British Museum Amorepacific Project Symposium: Conservation of Korean paintings 2018–2022

What can be learned about Korean paintings preservation through research into the differing international and historic practices used to conserve them?

This symposium of two half-day presentations and Q&A sessions celebrates the achievements of the Amorepacific Project for the conservation of Korean paintings at the British Museum from 2018–2022. It will be conducted in real time by moderators with a simultaneous translation between English and Korean.

The British Museum collection of Korean paintings includes those mounted on scrolls, folding screens, modern flat screens in frames, and in cardboard window mounts. The Amorepacific Project has aimed to ensure the conservation of the Korean paintings in the collection uses appropriate techniques and materials based on researching Korean historical mounting.

Korean paintings have unique qualities less well-known than other East Asian paintings. Older Korean paintings can be found to have been treated using Japanese or Chinese materials and restoration techniques. Through collaboration with Korean specialists – including scroll mounters and dyers – the Amorepacific Project Conservator was able to develop skills and knowledge of traditional Korean scroll mounting. These skills were then used alongside other Asian and Western conservation techniques and approaches for the treatment of selected items in the collection. Research into Korean mounting textiles and their dyeing has been rewarded with new findings.

Speakers:

Meejung Kim-Marandet is the Amorepacific Project Conservator for Korean Paintings at the British Museum. She studied art history at Hong-ik University, Seoul, and did an MA in Conservation-Restoration of Cultural Property at Paris 1 Pantheon-Sorbonne University. She trained in traditional East Asian methods of conservation and remounting at the Hirayama Studio at the British Museum, first as a student and then as a doctoral fellow. She was appointed East Asian Paintings Conservator in 2014 and in 2017 for two one-year contracts. In 2018, she received a PhD from Paris-Sorbonne University (Paris IV) on the mounting of Joseon-dynasty Korean paintings.

Sang-ah Kim joined the British Museum in October 2021 as Curator of Korean collections. After majoring in Chinese language and literature for her BA and MA at Korea University in Seoul, she moved to the US to pursue an MA in art history at the University of Oregon. She then spent three years at the Portland Art Museum as a Curatorial Fellow in Asian Art, where she curated exhibitions on historical and contemporary Korean and Chinese art. She is currently pursuing a PhD at SOAS University of London.

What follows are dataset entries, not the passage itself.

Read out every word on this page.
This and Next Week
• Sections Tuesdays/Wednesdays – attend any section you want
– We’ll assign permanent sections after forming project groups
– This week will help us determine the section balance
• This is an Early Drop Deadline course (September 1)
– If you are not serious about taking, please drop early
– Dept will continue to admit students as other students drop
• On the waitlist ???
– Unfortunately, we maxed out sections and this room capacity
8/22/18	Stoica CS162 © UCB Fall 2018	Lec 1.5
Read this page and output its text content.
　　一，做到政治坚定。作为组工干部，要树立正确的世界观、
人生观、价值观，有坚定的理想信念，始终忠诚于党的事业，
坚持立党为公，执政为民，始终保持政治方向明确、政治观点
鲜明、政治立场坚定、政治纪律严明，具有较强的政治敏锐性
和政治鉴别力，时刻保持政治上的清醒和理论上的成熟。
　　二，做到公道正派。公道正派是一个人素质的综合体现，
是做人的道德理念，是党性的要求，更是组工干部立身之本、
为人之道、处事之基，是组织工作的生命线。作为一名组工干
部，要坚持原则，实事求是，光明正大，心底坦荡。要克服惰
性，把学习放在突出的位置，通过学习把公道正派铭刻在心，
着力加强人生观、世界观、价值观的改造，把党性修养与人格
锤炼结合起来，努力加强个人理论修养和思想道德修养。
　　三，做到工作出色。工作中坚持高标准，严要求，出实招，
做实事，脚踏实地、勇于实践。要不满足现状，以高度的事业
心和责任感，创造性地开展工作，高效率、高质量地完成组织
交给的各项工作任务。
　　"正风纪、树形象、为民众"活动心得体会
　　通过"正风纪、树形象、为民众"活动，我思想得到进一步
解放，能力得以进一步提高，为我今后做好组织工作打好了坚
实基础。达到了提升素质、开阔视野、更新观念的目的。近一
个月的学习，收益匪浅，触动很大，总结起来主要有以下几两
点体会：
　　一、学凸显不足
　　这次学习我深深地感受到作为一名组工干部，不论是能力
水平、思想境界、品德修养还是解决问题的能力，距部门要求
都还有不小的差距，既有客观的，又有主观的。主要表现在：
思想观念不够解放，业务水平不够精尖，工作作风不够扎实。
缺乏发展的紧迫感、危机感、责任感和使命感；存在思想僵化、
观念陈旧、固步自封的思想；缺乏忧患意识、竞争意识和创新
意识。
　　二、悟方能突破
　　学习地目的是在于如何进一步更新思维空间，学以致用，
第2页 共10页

Diego Tamburini is an analytical chemist with a PhD in the use of chromatographic and mass spectrometric techniques for the characterisation of organic materials. He joined the British Museum in 2016 with an Andrew W. Mellon Postdoctoral Fellowship focusing on the dye analysis of historical and archaeological textiles. In 2020, he moved to the National Museum of Asian Art as a Smithsonian Postdoctoral Fellow. In 2021, Tamburini joined the British Museum again in his current role as Scientist: Polymeric and Modern Organic Materials and has worked on a wide range of Asian textiles.